FATAL FORCE
Film details death of street preacher at hands of Denver jail guards
Excessive force by police is a national hot topic.
There is hardly a day it doesn’t make the news.
In Albuquerque, the Police Department has had its share of excessive force cases.
Wade Gardner can’t wait to screen his film, “Marvin Booker Was Murdered,” during the Albuquerque Film and Music Experience. The film will screen at 7 p.m. Tuesday, June 5, at the African American Performing Arts Center.
The film is a labor of love for Gardner.
It follows Marvin Booker, a 56-year-old black homeless street preacher. Before being processed into the Denver jail, Booker wanted to retrieve his shoes. Instead, five Denver jail guards beat the man to death.
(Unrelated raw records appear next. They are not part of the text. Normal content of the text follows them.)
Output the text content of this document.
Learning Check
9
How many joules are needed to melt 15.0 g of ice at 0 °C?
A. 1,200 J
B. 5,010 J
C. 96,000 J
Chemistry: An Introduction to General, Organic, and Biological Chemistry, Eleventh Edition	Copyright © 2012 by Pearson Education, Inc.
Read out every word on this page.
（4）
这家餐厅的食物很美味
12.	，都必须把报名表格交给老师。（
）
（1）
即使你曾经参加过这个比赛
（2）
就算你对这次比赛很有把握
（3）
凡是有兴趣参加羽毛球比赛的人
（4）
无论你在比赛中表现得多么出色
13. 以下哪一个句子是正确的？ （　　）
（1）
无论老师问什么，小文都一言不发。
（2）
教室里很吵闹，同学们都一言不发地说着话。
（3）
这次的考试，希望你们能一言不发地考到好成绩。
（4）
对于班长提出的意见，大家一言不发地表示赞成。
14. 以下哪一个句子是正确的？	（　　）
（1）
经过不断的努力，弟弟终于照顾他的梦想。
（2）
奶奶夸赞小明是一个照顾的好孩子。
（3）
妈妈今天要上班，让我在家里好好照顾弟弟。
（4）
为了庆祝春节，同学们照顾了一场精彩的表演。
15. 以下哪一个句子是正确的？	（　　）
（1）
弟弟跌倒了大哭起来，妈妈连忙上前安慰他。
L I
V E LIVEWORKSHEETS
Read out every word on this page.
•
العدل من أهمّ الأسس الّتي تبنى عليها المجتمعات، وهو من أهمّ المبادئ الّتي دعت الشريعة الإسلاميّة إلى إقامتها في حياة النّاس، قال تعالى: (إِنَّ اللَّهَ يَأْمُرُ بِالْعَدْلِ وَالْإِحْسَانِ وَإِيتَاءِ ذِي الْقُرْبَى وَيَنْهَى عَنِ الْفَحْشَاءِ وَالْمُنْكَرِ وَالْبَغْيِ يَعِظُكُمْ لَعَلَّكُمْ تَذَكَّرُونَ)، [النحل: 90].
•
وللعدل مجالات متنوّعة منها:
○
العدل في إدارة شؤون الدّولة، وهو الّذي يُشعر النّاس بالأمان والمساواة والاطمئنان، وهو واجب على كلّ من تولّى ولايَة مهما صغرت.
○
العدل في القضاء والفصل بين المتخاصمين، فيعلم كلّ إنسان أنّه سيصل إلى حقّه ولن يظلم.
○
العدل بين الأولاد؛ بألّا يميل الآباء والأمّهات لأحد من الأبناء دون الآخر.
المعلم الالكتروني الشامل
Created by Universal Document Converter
The event was captured on video and witnessed by more than 20 people, yet the deputies were never indicted or reprimanded.
The story reveals how the devout Booker family, based in Memphis, along with their two Denver-based attorneys and citizens from both cities, sought to restore Booker’s constitutional rights. Their efforts culminated in a 2014 federal civil rights trial that resulted in a groundbreaking decision affirming that Booker’s constitutional rights were violated.
“Denver has a long history of law enforcement use of force,” he says. “This goes back to 2000. Marvin was killed in 2010. When Marvin was beaten to death by the five guards, the community said, ‘Enough is enough.’ Denver was rated one of the highest cities with use of force.”
Gardner took a little over two years to tell the story.
He had access to information from the city and the Denver Sheriff’s Department.
“I was able to wrangle interviews from the all sides,” he says. “Part of the reason they allowed me such access was that I was the first knucklehead to approach them and follow through. From the city side, I don’t think the city realized that I was going to follow through and tell this story.”
Gardner is excited to see the response to the film when it screens in Albuquerque.
“I know Albuquerque has had its share of problems,” he says. “I feel a kinship with the city.”